Weitere Enzyme bewirken den teilweisen Umbau von Glukose zu Fruktose oder den Umbau von Oligosacchariden aus Saccharose. Die Enzyme sind licht- und wärmeempfindlich; 0,06-5 mg/kg Honig. Acetylcolin (Glykutilfaktor); geringe Mengen Cholin; organische Säuren, hauptsächlich Clukonsäure; 0,1-0,3% Asche, (Honigtauhonig enthält bis zu 1%. Davon 30-36% Kalium, 3-8% Calcium, 0,5-2% Magnesium, in kleinen Mengen Eisen, Mangan und Kupfer, 3-26% Phosphor, 1-21% Chlor, 0,5-4% Schwefel, 0,2-5% Silizium, der Vitamingehalt ist gering; an geformten Bestandteilen in erster Linie Pollenkörner in unterschiedlicher Menge, je nach beflogener Blütenart und Bestäubungsmechanismus, Wind, Pollenangebot insgesamt. 
Mit Hilfe der Pollenanalyse ist die botanische und geographische Herkunft des Honigs feststellbar; außerdem finden sich im Honig Hefen, Rußtaupilz, Algen, Wachspartikel u.a. 
Duft und Geschmack des Honigs werden von Aromastoffen bestimmt, die im wesentlichen aus dem Nektar stammen, aber auch mit Hilfe von Enzymen, die während des Reifeprozesses des Honigs aufgebaut werden.
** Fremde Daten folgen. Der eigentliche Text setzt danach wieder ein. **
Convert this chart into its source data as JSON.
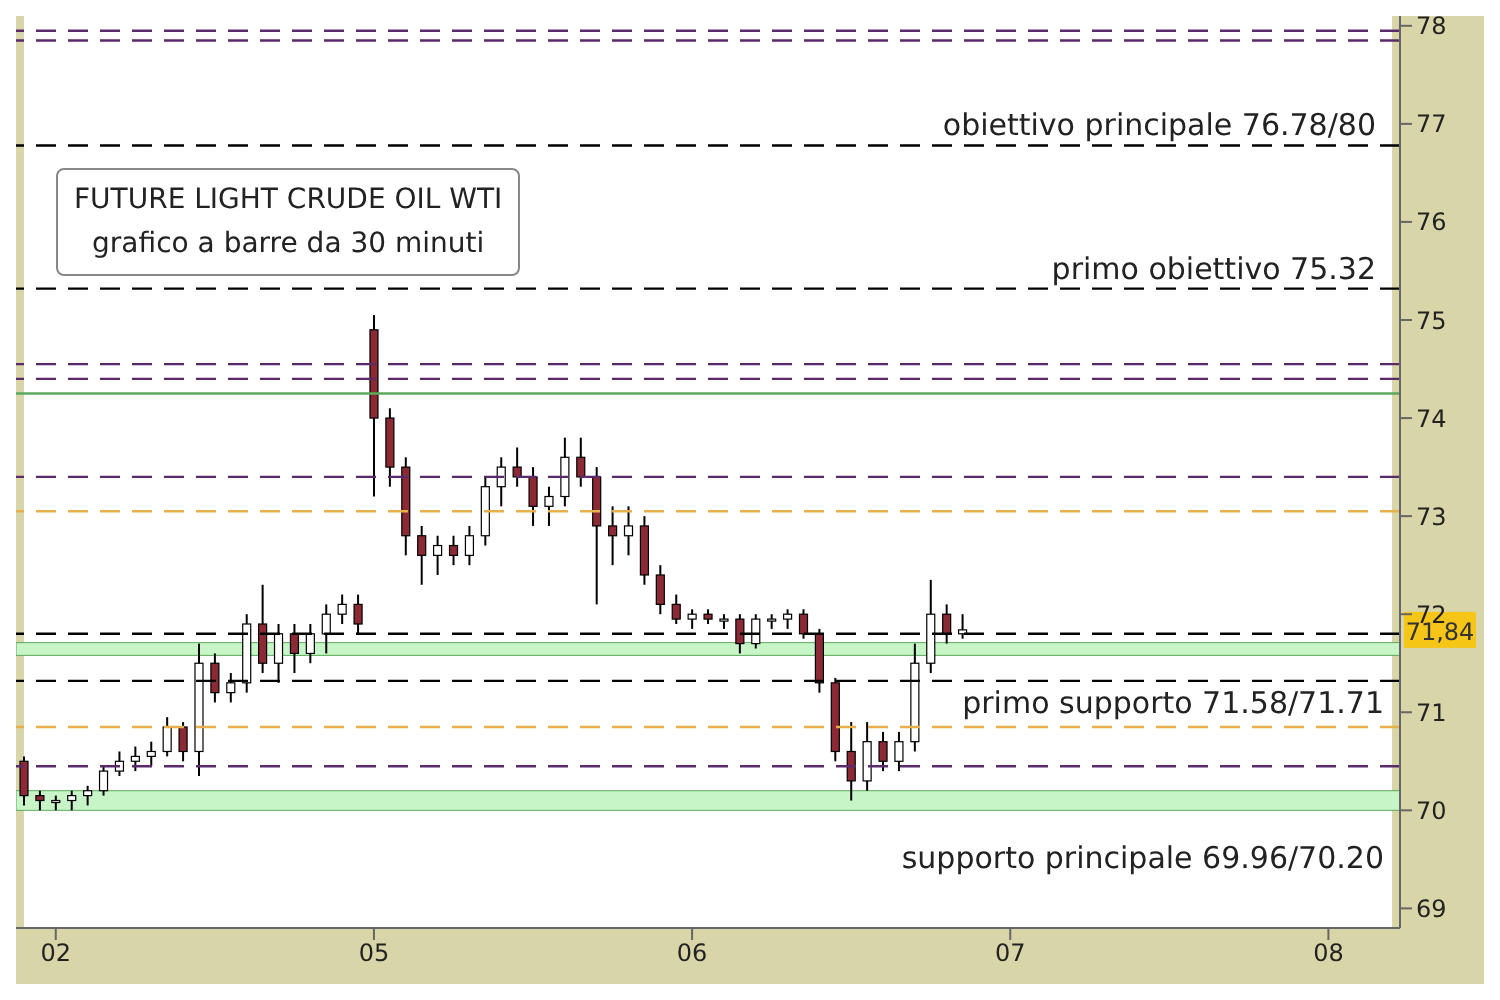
{
  "chart_data": {
    "type": "candlestick",
    "title": "FUTURE LIGHT CRUDE OIL WTI",
    "subtitle": "grafico a barre da 30 minuti",
    "categories": [
      null,
      null,
      "02",
      null,
      null,
      null,
      null,
      null,
      null,
      null,
      null,
      null,
      null,
      null,
      null,
      null,
      null,
      null,
      null,
      null,
      null,
      null,
      "05",
      null,
      null,
      null,
      null,
      null,
      null,
      null,
      null,
      null,
      null,
      null,
      null,
      null,
      null,
      null,
      null,
      null,
      null,
      null,
      "06",
      null,
      null,
      null,
      null,
      null,
      null,
      null,
      null,
      null,
      null,
      null,
      null,
      null,
      null,
      null,
      null,
      null,
      null,
      null,
      "07",
      null,
      null,
      null,
      null,
      null,
      null,
      null,
      null,
      null,
      null,
      null,
      null,
      null,
      null,
      null,
      null,
      null,
      null,
      null,
      "08",
      null,
      null,
      null,
      null
    ],
    "ohlc": [
      [
        70.5,
        70.55,
        70.05,
        70.15
      ],
      [
        70.15,
        70.2,
        70.0,
        70.1
      ],
      [
        70.1,
        70.15,
        70.0,
        70.1
      ],
      [
        70.1,
        70.2,
        70.0,
        70.15
      ],
      [
        70.15,
        70.25,
        70.05,
        70.2
      ],
      [
        70.2,
        70.45,
        70.15,
        70.4
      ],
      [
        70.4,
        70.6,
        70.35,
        70.5
      ],
      [
        70.5,
        70.65,
        70.4,
        70.55
      ],
      [
        70.55,
        70.7,
        70.45,
        70.6
      ],
      [
        70.6,
        70.95,
        70.55,
        70.85
      ],
      [
        70.85,
        70.9,
        70.5,
        70.6
      ],
      [
        70.6,
        71.7,
        70.35,
        71.5
      ],
      [
        71.5,
        71.6,
        71.1,
        71.2
      ],
      [
        71.2,
        71.4,
        71.1,
        71.3
      ],
      [
        71.3,
        72.0,
        71.2,
        71.9
      ],
      [
        71.9,
        72.3,
        71.4,
        71.5
      ],
      [
        71.5,
        71.9,
        71.3,
        71.8
      ],
      [
        71.8,
        71.9,
        71.4,
        71.6
      ],
      [
        71.6,
        71.9,
        71.5,
        71.8
      ],
      [
        71.8,
        72.1,
        71.6,
        72.0
      ],
      [
        72.0,
        72.2,
        71.9,
        72.1
      ],
      [
        72.1,
        72.2,
        71.8,
        71.9
      ],
      [
        74.9,
        75.05,
        73.2,
        74.0
      ],
      [
        74.0,
        74.1,
        73.3,
        73.5
      ],
      [
        73.5,
        73.6,
        72.6,
        72.8
      ],
      [
        72.8,
        72.9,
        72.3,
        72.6
      ],
      [
        72.6,
        72.8,
        72.4,
        72.7
      ],
      [
        72.7,
        72.8,
        72.5,
        72.6
      ],
      [
        72.6,
        72.9,
        72.5,
        72.8
      ],
      [
        72.8,
        73.4,
        72.7,
        73.3
      ],
      [
        73.3,
        73.6,
        73.1,
        73.5
      ],
      [
        73.5,
        73.7,
        73.3,
        73.4
      ],
      [
        73.4,
        73.5,
        72.9,
        73.1
      ],
      [
        73.1,
        73.3,
        72.9,
        73.2
      ],
      [
        73.2,
        73.8,
        73.1,
        73.6
      ],
      [
        73.6,
        73.8,
        73.3,
        73.4
      ],
      [
        73.4,
        73.5,
        72.1,
        72.9
      ],
      [
        72.9,
        73.1,
        72.5,
        72.8
      ],
      [
        72.8,
        73.1,
        72.6,
        72.9
      ],
      [
        72.9,
        73.0,
        72.3,
        72.4
      ],
      [
        72.4,
        72.5,
        72.0,
        72.1
      ],
      [
        72.1,
        72.2,
        71.9,
        71.95
      ],
      [
        71.95,
        72.05,
        71.85,
        72.0
      ],
      [
        72.0,
        72.05,
        71.9,
        71.95
      ],
      [
        71.95,
        72.0,
        71.85,
        71.95
      ],
      [
        71.95,
        72.0,
        71.6,
        71.7
      ],
      [
        71.7,
        72.0,
        71.65,
        71.95
      ],
      [
        71.95,
        72.0,
        71.85,
        71.95
      ],
      [
        71.95,
        72.05,
        71.85,
        72.0
      ],
      [
        72.0,
        72.05,
        71.75,
        71.8
      ],
      [
        71.8,
        71.85,
        71.2,
        71.3
      ],
      [
        71.3,
        71.35,
        70.5,
        70.6
      ],
      [
        70.6,
        70.9,
        70.1,
        70.3
      ],
      [
        70.3,
        70.9,
        70.2,
        70.7
      ],
      [
        70.7,
        70.8,
        70.4,
        70.5
      ],
      [
        70.5,
        70.8,
        70.4,
        70.7
      ],
      [
        70.7,
        71.7,
        70.6,
        71.5
      ],
      [
        71.5,
        72.35,
        71.4,
        72.0
      ],
      [
        72.0,
        72.1,
        71.7,
        71.8
      ],
      [
        71.8,
        72.0,
        71.75,
        71.84
      ],
      null,
      null,
      null,
      null,
      null,
      null,
      null,
      null,
      null,
      null,
      null,
      null,
      null,
      null,
      null,
      null,
      null,
      null,
      null,
      null,
      null,
      null,
      null,
      null,
      null,
      null,
      null
    ],
    "colors": [
      "#8b2a35",
      "#8b2a35",
      "#ffffff",
      "#ffffff",
      "#ffffff",
      "#ffffff",
      "#ffffff",
      "#ffffff",
      "#ffffff",
      "#ffffff",
      "#8b2a35",
      "#ffffff",
      "#8b2a35",
      "#ffffff",
      "#ffffff",
      "#8b2a35",
      "#ffffff",
      "#8b2a35",
      "#ffffff",
      "#ffffff",
      "#ffffff",
      "#8b2a35",
      "#8b2a35",
      "#8b2a35",
      "#8b2a35",
      "#8b2a35",
      "#ffffff",
      "#8b2a35",
      "#ffffff",
      "#ffffff",
      "#ffffff",
      "#8b2a35",
      "#8b2a35",
      "#ffffff",
      "#ffffff",
      "#8b2a35",
      "#8b2a35",
      "#8b2a35",
      "#ffffff",
      "#8b2a35",
      "#8b2a35",
      "#8b2a35",
      "#ffffff",
      "#8b2a35",
      "#ffffff",
      "#8b2a35",
      "#ffffff",
      "#ffffff",
      "#ffffff",
      "#8b2a35",
      "#8b2a35",
      "#8b2a35",
      "#8b2a35",
      "#ffffff",
      "#8b2a35",
      "#ffffff",
      "#ffffff",
      "#ffffff",
      "#8b2a35",
      "#ffffff",
      null,
      null,
      null,
      null,
      null,
      null,
      null,
      null,
      null,
      null,
      null,
      null,
      null,
      null,
      null,
      null,
      null,
      null,
      null,
      null,
      null,
      null,
      null,
      null,
      null,
      null,
      null
    ],
    "ylim": [
      68.8,
      78.1
    ],
    "yticks": [
      69,
      70,
      71,
      72,
      73,
      74,
      75,
      76,
      77,
      78
    ],
    "ref_lines": [
      {
        "axis": "y",
        "value": 76.78,
        "label": "obiettivo principale 76.78/80",
        "color": "#000000",
        "line_style": "dashed"
      },
      {
        "axis": "y",
        "value": 75.32,
        "label": "primo obiettivo 75.32",
        "color": "#000000",
        "line_style": "dashed"
      },
      {
        "axis": "y",
        "value": 71.8,
        "color": "#000000",
        "line_style": "dashed"
      },
      {
        "axis": "y",
        "value": 71.32,
        "color": "#000000",
        "line_style": "dashed"
      },
      {
        "axis": "y",
        "value": 77.95,
        "color": "#5a2a6a",
        "line_style": "dashed"
      },
      {
        "axis": "y",
        "value": 77.85,
        "color": "#5a2a6a",
        "line_style": "dashed"
      },
      {
        "axis": "y",
        "value": 74.55,
        "color": "#5a2a6a",
        "line_style": "dashed"
      },
      {
        "axis": "y",
        "value": 74.4,
        "color": "#5a2a6a",
        "line_style": "dashed"
      },
      {
        "axis": "y",
        "value": 73.4,
        "color": "#5a2a6a",
        "line_style": "dashed"
      },
      {
        "axis": "y",
        "value": 70.45,
        "color": "#5a2a6a",
        "line_style": "dashed"
      },
      {
        "axis": "y",
        "value": 73.05,
        "color": "#e8b04a",
        "line_style": "dashed"
      },
      {
        "axis": "y",
        "value": 70.85,
        "color": "#e8b04a",
        "line_style": "dashed"
      },
      {
        "axis": "y",
        "value": 74.25,
        "color": "#5aaa5a",
        "line_style": "solid"
      }
    ],
    "bands": [
      {
        "axis": "y",
        "from": 71.58,
        "to": 71.71,
        "label": "primo supporto 71.58/71.71",
        "color": "#c8f5c8"
      },
      {
        "axis": "y",
        "from": 70.0,
        "to": 70.2,
        "label": "supporto principale 69.96/70.20",
        "color": "#c8f5c8"
      }
    ],
    "annotations": [
      {
        "text": "71,84",
        "y": 71.84
      }
    ]
  }
}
Aromastoffe werden aus vielen Komponenten gebildert, deren Zusammenspiel zu der Vielfalt der Honigdüfte und Geschmacksvarianten führt. 
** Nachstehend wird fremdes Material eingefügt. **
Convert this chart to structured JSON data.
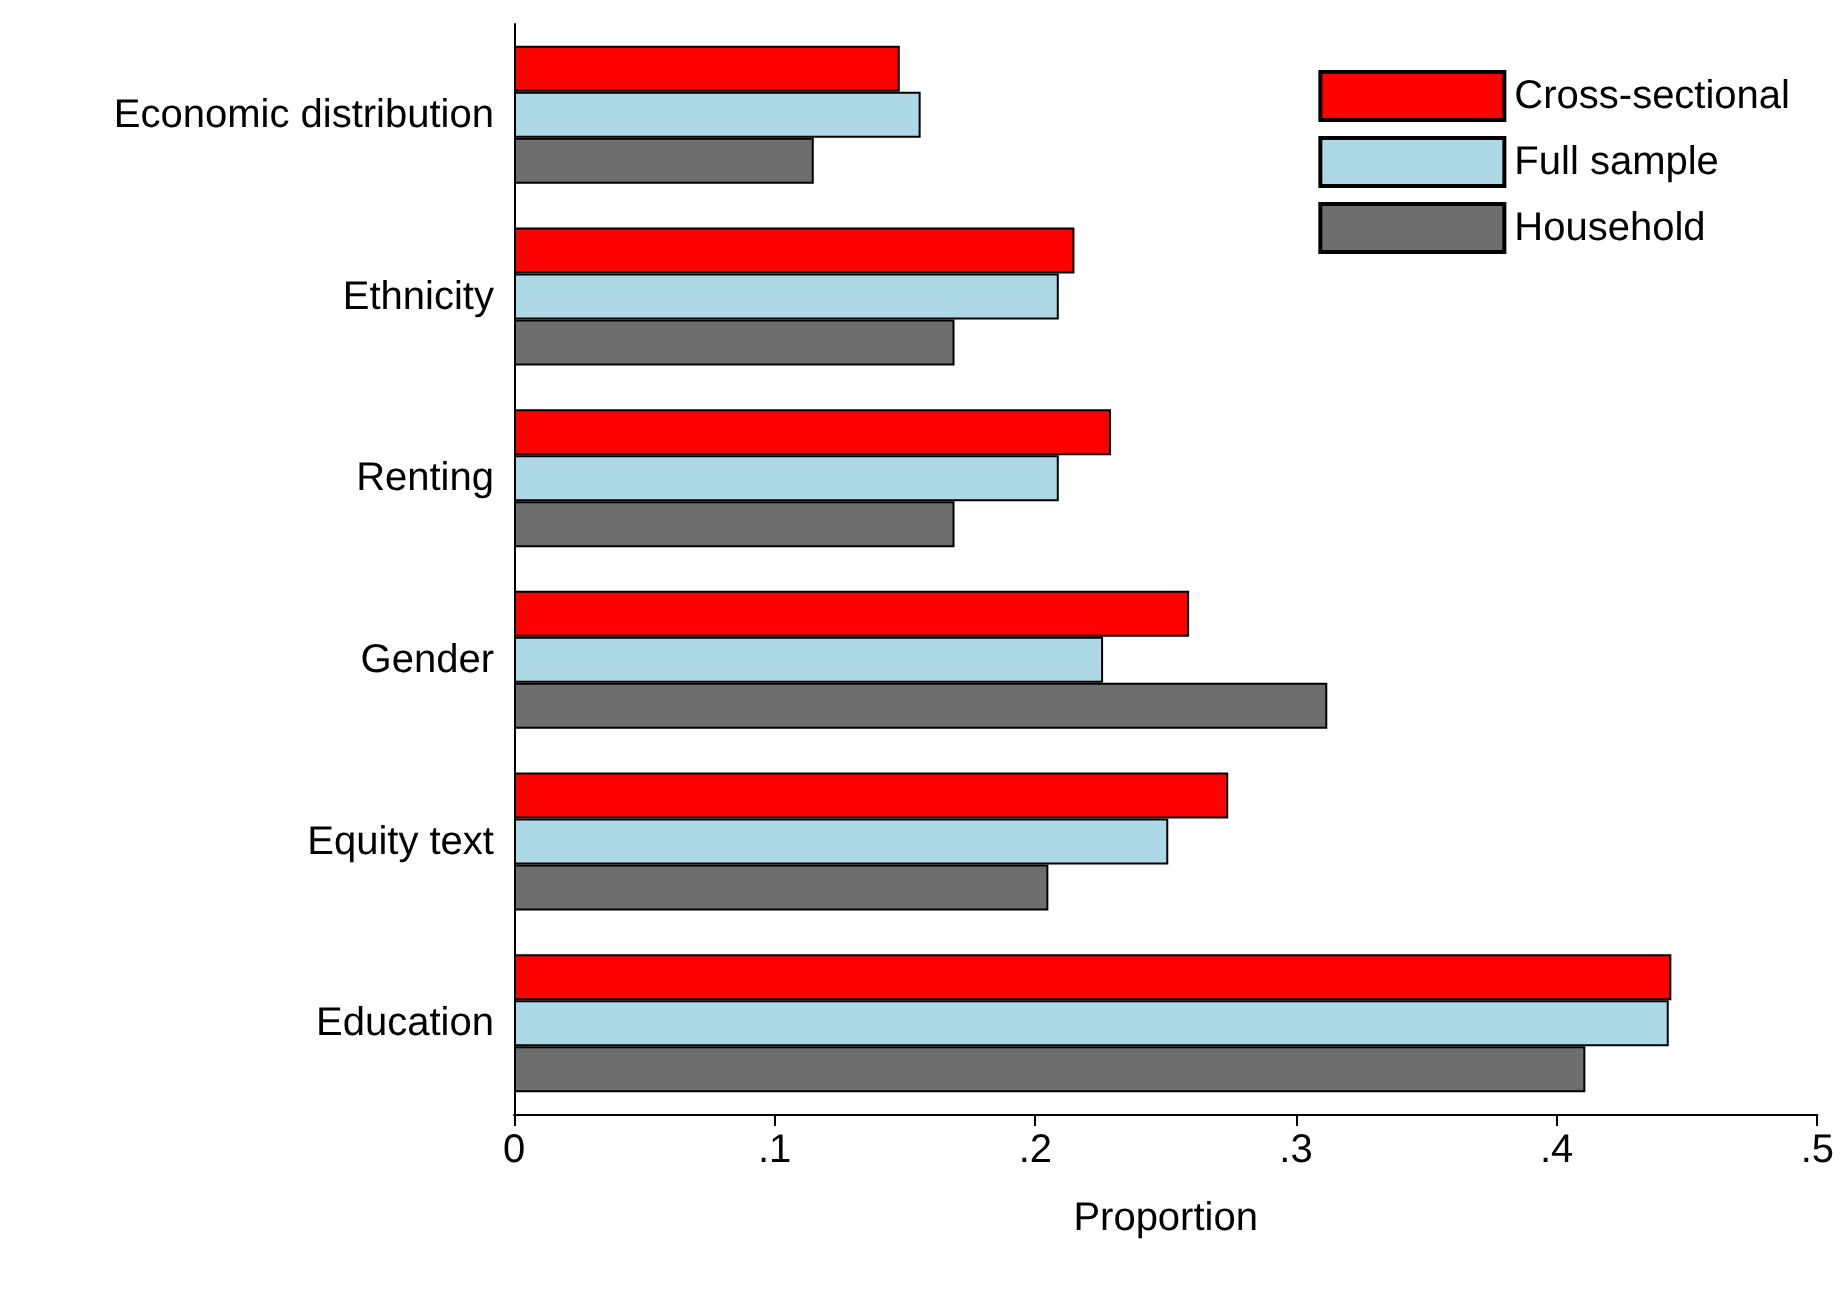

Weitere Informationen zum Thema Honig finden Sie auf der Seite Bienenprodukte. Wer sich mit der chemischen Zusammensetzung nicht auseinandersetzen will, für den können die beiden folgenden Gedichte hilfreich sein. 





Jetzt in diesen kalten Zeiten
ist bei unsern alten Leuten
immer irgend etwas los.
Und der Arzt empfiehlt ganz groß
Honig für das Herz der Tante, 
für die Mutter, die sich brannte,
für den Opa, der so schwer 
leidet, denn er hustet sehr.
Und das ist bestimmt ganz richtig.
Honig ist tatsächlich wichtig.
Honig hilft für allerlei,
ist die beste Hausarznei.
Lunge, Herz, läßt sich kurieren
Magen, Leber, Galle, Nieren,
Mundausschlag und Heiserkeit,
schlechter Schlaft und Müdigkeit,
Nerven, Wunden aller Art,
selbst mit Eiter schon gepaart.
Auch für ungesundes Blut
Honig wahre Wunder tut.
Kaum ein Leiden, ein Organ
das nicht spräch auf Honig an...
Verse aus "Herold, Bienenjahr"
Wieviel ist ein Glas Honig wert?
(Gespräch mit einer Bienenkönigin)
"Erlauben Sie mir, ´nen Wunsch zu sagen.
Ich möchte ein Glas Honig haben.
Was kostet´s? Ich bin zu zahlen bereit.
Für Gutes ist mir mein Geld nicht leid"
"Sie wollen was Gutes für Ihr Geld?
Sie kriegen das Beste von der Welt!
Sie kaufen goldenen Sonnenschein,
Sie kaufen pure Gesundheit ein!
Beß`res als Honig hat keiner erfunden.
Der Preis? Ich verrechne Arbeitsstunden.
Zwölftausend Stunden waren zu fliegen,
um so viel Honig zusammenzukriegen.
Ja, meine Leute waren fleißig!
Die Stunde? Ich rechne zwei Mark dreißig.
Nun rechnen Sie sich´s selber aus!
27000 kommen raus.
27000 Mark und mehr.
Hier ist die Rechnung, ich bitte sehr!"
Josef Guggenmos
Bis hinein ins späte Mittelalter war Honig in Deutschland so teuer, dass sich das normale Volk keinen Honig leisten konnte. Der Honig war dem Adel oder anderen hohen Persönlichkeiten vorbehalten.